JAKARTA – Khilafatul Islamiyah menjadi kata kunci yang paling dicari beberapa hari ini. Bagaimana tidak, organisasi tersebut menjadi terkenal setelah video konvoi kampanye penegakkan khilafah mencuat di pelbagai daerah seperti Jakarta, Jawa barat, dan Jawa tengah.
Kemunculan Khilafatul Islamiyah seolah menjadi percikan api kepada mereka yang kontra dengan gerakan khilafah.
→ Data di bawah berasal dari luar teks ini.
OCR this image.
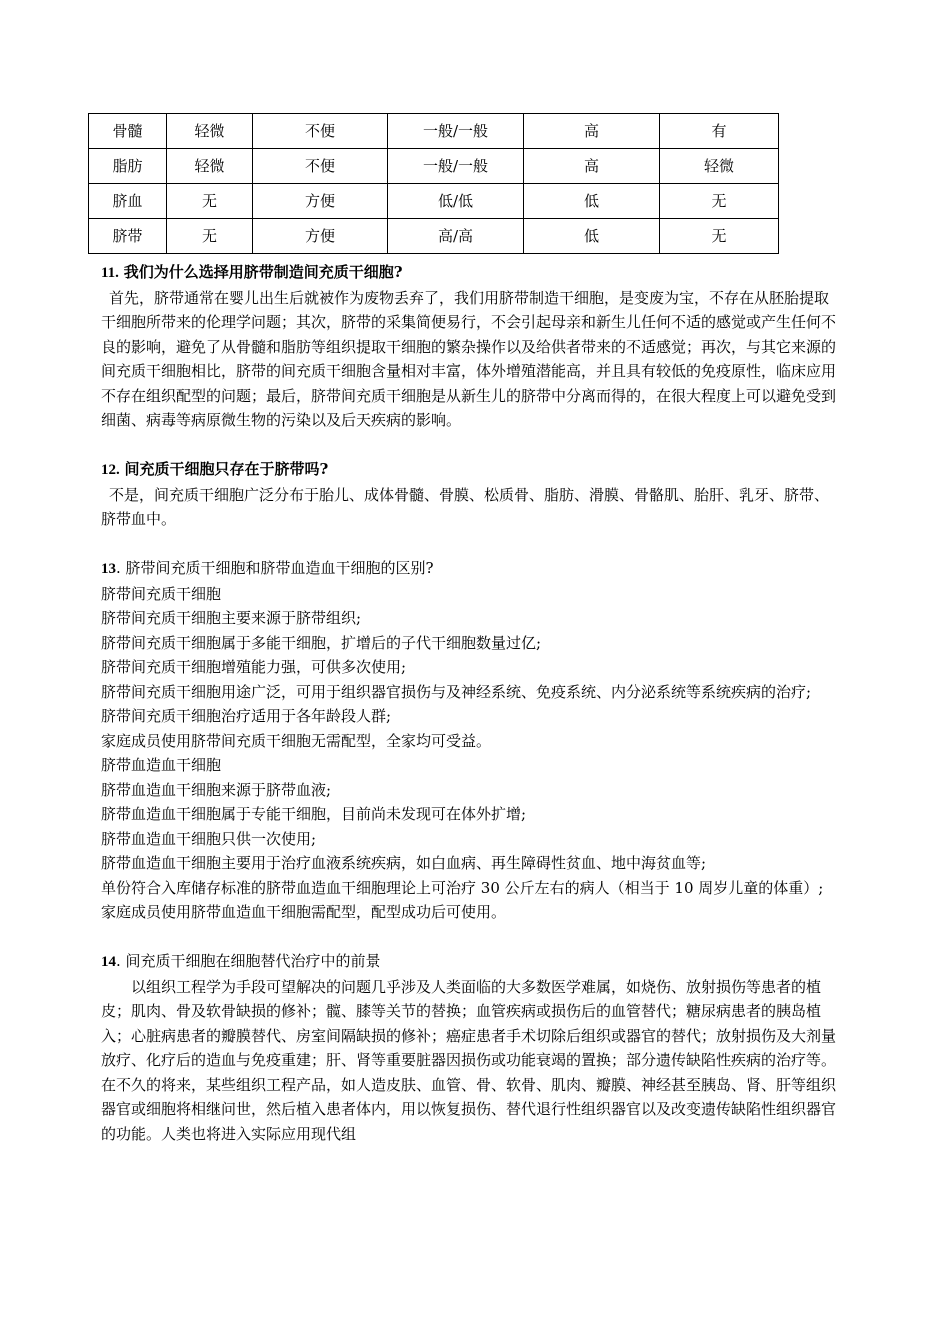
骨髓	轻微	不便	一般/一般	高	有
脂肪	轻微	不便	一般/一般	高	轻微
脐血	无	方便	低/低	低	无
脐带	无	方便	高/高	低	无

11. 我们为什么选择用脐带制造间充质干细胞?

首先，脐带通常在婴儿出生后就被作为废物丢弃了，我们用脐带制造干细胞，是变废为宝，不存在从胚胎提取干细胞所带来的伦理学问题；其次，脐带的采集简便易行，不会引起母亲和新生儿任何不适的感觉或产生任何不良的影响，避免了从骨髓和脂肪等组织提取干细胞的繁杂操作以及给供者带来的不适感觉；再次，与其它来源的间充质干细胞相比，脐带的间充质干细胞含量相对丰富，体外增殖潜能高，并且具有较低的免疫原性，临床应用不存在组织配型的问题；最后，脐带间充质干细胞是从新生儿的脐带中分离而得的，在很大程度上可以避免受到细菌、病毒等病原微生物的污染以及后天疾病的影响。

12. 间充质干细胞只存在于脐带吗?

不是，间充质干细胞广泛分布于胎儿、成体骨髓、骨膜、松质骨、脂肪、滑膜、骨骼肌、胎肝、乳牙、脐带、脐带血中。

13. 脐带间充质干细胞和脐带血造血干细胞的区别?

脐带间充质干细胞

脐带间充质干细胞主要来源于脐带组织;

脐带间充质干细胞属于多能干细胞，扩增后的子代干细胞数量过亿;

脐带间充质干细胞增殖能力强，可供多次使用;

脐带间充质干细胞用途广泛，可用于组织器官损伤与及神经系统、免疫系统、内分泌系统等系统疾病的治疗;

脐带间充质干细胞治疗适用于各年龄段人群;

家庭成员使用脐带间充质干细胞无需配型，全家均可受益。

脐带血造血干细胞

脐带血造血干细胞来源于脐带血液;

脐带血造血干细胞属于专能干细胞，目前尚未发现可在体外扩增;

脐带血造血干细胞只供一次使用;

脐带血造血干细胞主要用于治疗血液系统疾病，如白血病、再生障碍性贫血、地中海贫血等;

单份符合入库储存标准的脐带血造血干细胞理论上可治疗 30 公斤左右的病人（相当于 10 周岁儿童的体重）;

家庭成员使用脐带血造血干细胞需配型，配型成功后可使用。

14. 间充质干细胞在细胞替代治疗中的前景

以组织工程学为手段可望解决的问题几乎涉及人类面临的大多数医学难属，如烧伤、放射损伤等患者的植皮；肌肉、骨及软骨缺损的修补；髋、膝等关节的替换；血管疾病或损伤后的血管替代；糖尿病患者的胰岛植入；心脏病患者的瓣膜替代、房室间隔缺损的修补；癌症患者手术切除后组织或器官的替代；放射损伤及大剂量放疗、化疗后的造血与免疫重建；肝、肾等重要脏器因损伤或功能衰竭的置换；部分遗传缺陷性疾病的治疗等。在不久的将来，某些组织工程产品，如人造皮肤、血管、骨、软骨、肌肉、瓣膜、神经甚至胰岛、肾、肝等组织器官或细胞将相继问世，然后植入患者体内，用以恢复损伤、替代退行性组织器官以及改变遗传缺陷性组织器官的功能。人类也将进入实际应用现代组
Sebab, kampanye tersebut sudah berakhir sejak HTI dan FPI-sang pelopor pendirian negara khilafah- disuntuk mati oleh pemerintah 2018 dan 2020 lalu.
Khilafatul Islamiyah berdiri sejak 18 Juli 1997. Organisasi ini dipimpin oleh seorang khalifah atau amirul mu’minin yang bernama Abdul Qadir Hasan Baraja.
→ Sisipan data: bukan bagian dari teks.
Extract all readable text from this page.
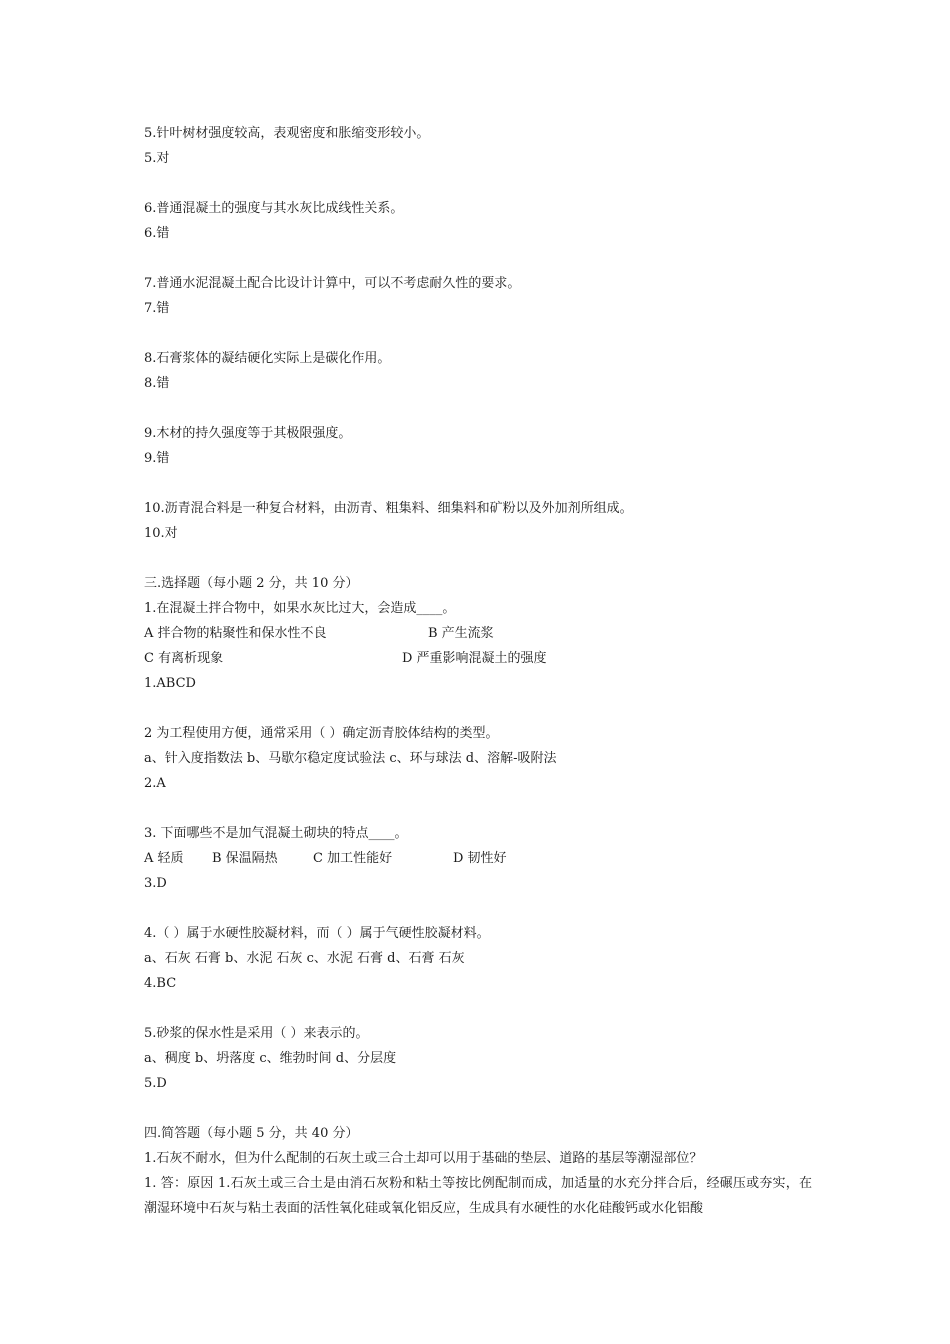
5.针叶树材强度较高，表观密度和胀缩变形较小。
5.对
6.普通混凝土的强度与其水灰比成线性关系。
6.错
7.普通水泥混凝土配合比设计计算中，可以不考虑耐久性的要求。
7.错
8.石膏浆体的凝结硬化实际上是碳化作用。
8.错
9.木材的持久强度等于其极限强度。
9.错
10.沥青混合料是一种复合材料，由沥青、粗集料、细集料和矿粉以及外加剂所组成。
10.对
三.选择题（每小题 2 分，共 10 分）
1.在混凝土拌合物中，如果水灰比过大，会造成____。
A 拌合物的粘聚性和保水性不良	B 产生流浆
C 有离析现象	D 严重影响混凝土的强度
1.ABCD
2 为工程使用方便，通常采用（ ）确定沥青胶体结构的类型。
a、针入度指数法 b、马歇尔稳定度试验法 c、环与球法 d、溶解-吸附法
2.A
3. 下面哪些不是加气混凝土砌块的特点____。
A 轻质 B 保温隔热	C 加工性能好	D 韧性好
3.D
4.（ ）属于水硬性胶凝材料，而（ ）属于气硬性胶凝材料。
a、石灰 石膏 b、水泥 石灰 c、水泥 石膏 d、石膏 石灰
4.BC
5.砂浆的保水性是采用（ ）来表示的。
a、稠度 b、坍落度 c、维勃时间 d、分层度
5.D
四.简答题（每小题 5 分，共 40 分）
1.石灰不耐水，但为什么配制的石灰土或三合土却可以用于基础的垫层、道路的基层等潮湿部位？
1. 答：原因 1.石灰土或三合土是由消石灰粉和粘土等按比例配制而成，加适量的水充分拌合后，经碾压或夯实，在潮湿环境中石灰与粘土表面的活性氧化硅或氧化铝反应，生成具有水硬性的水化硅酸钙或水化铝酸
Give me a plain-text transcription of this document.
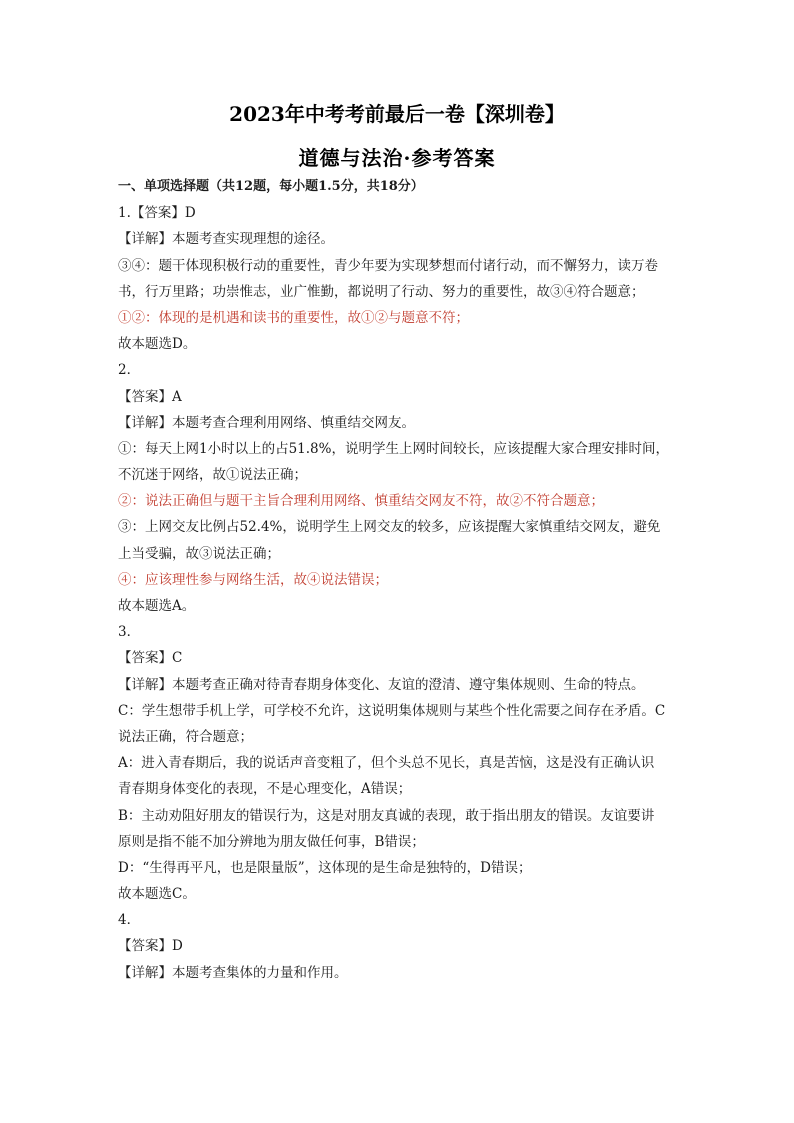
2023年中考考前最后一卷【深圳卷】
道德与法治·参考答案
一、单项选择题（共12题，每小题1.5分，共18分）
1.【答案】D
【详解】本题考查实现理想的途径。
③④：题干体现积极行动的重要性，青少年要为实现梦想而付诸行动，而不懈努力，读万卷
书，行万里路；功崇惟志，业广惟勤，都说明了行动、努力的重要性，故③④符合题意；
①②：体现的是机遇和读书的重要性，故①②与题意不符；
故本题选D。
2．
【答案】A
【详解】本题考查合理利用网络、慎重结交网友。
①：每天上网1小时以上的占51.8%，说明学生上网时间较长，应该提醒大家合理安排时间，
不沉迷于网络，故①说法正确；
②：说法正确但与题干主旨合理利用网络、慎重结交网友不符，故②不符合题意；
③：上网交友比例占52.4%，说明学生上网交友的较多，应该提醒大家慎重结交网友，避免
上当受骗，故③说法正确；
④：应该理性参与网络生活，故④说法错误；
故本题选A。
3．
【答案】C
【详解】本题考查正确对待青春期身体变化、友谊的澄清、遵守集体规则、生命的特点。
C：学生想带手机上学，可学校不允许，这说明集体规则与某些个性化需要之间存在矛盾。C
说法正确，符合题意；
A：进入青春期后，我的说话声音变粗了，但个头总不见长，真是苦恼，这是没有正确认识
青春期身体变化的表现，不是心理变化，A错误；
B：主动劝阻好朋友的错误行为，这是对朋友真诚的表现，敢于指出朋友的错误。友谊要讲
原则是指不能不加分辨地为朋友做任何事，B错误；
D：“生得再平凡，也是限量版”，这体现的是生命是独特的，D错误；
故本题选C。
4．
【答案】D
【详解】本题考查集体的力量和作用。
Ia adalah mantan tokoh Negara Islam Indonesia (NII). Eks Anggota NII berdiaspora di banyak ormas Islam lainnya, seperti Gafatar, Majelis Mujahidin Indonesia (MMI), Jamaah Ansharut Tauhid (JAT). Khilafatul Muslimin juga sama yang kelahirannya dibidani para mantan elite NII.
Khilafatul Muslimin ini berasaskan Islam dan kemerdekaan. Adapun tujuan pendirian organisasi ini untuk menyejahterakan umat manusia melalui ajaran Allah dan Rasulnya.
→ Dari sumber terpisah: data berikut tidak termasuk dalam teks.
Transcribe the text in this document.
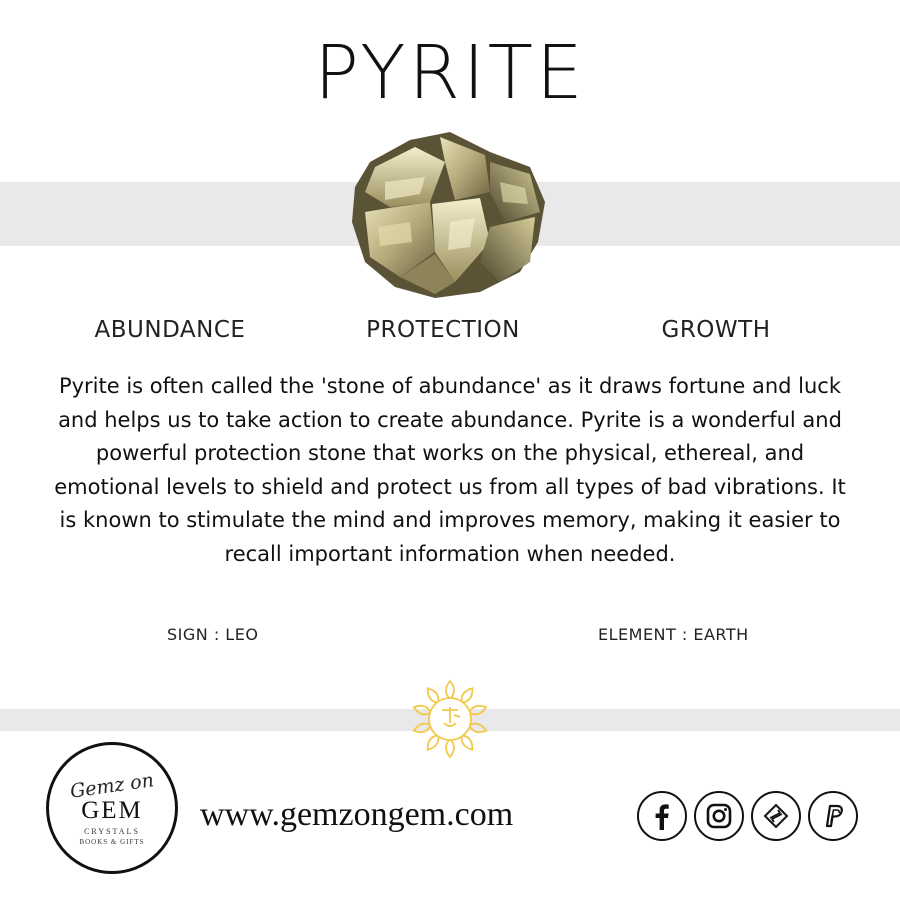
PYRITE
ABUNDANCE	PROTECTION	GROWTH
Pyrite is often called the 'stone of abundance' as it draws fortune and luck and helps us to take action to create abundance. Pyrite is a wonderful and powerful protection stone that works on the physical, ethereal, and emotional levels to shield and protect us from all types of bad vibrations. It is known to stimulate the mind and improves memory, making it easier to recall important information when needed.
SIGN : LEO	ELEMENT : EARTH
Gemz on
GEM
CRYSTALS
BOOKS & GIFTS
www.gemzongem.com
Berbeda dengan HTI yang ingin mendirikan negara islam melalui kempimpinan khilafah. Organisasi ini menganut Berkhilafah adalah berjama’ah yakni menyatukan ummat dalam sistem Islam yang bersifat universal tanpa batas toritorial kebangsaan. Jadi bukan sebuah negara. Berjama ‘ah adalah ibadah. Didalam NKRI setiap orang diberi kebebasan melaksanakan ibadah sesuai dengan keyakinannya masing-masing.
“Justru keinginan kami bisa audiensi, bisa tukar pikiran dan pendapat bahwa kami khilafah bukan merebut kekuasaan, bukan bicara berkuasa,” kata Abudan dilansir dari CNNIndonesia.com, Selasa (31/5).
“Kita ingin beribadah tujuannya. Bukan ganggu ketertiban dan keamanan. Enggak ada mengganggu NKRI,” tambahnya.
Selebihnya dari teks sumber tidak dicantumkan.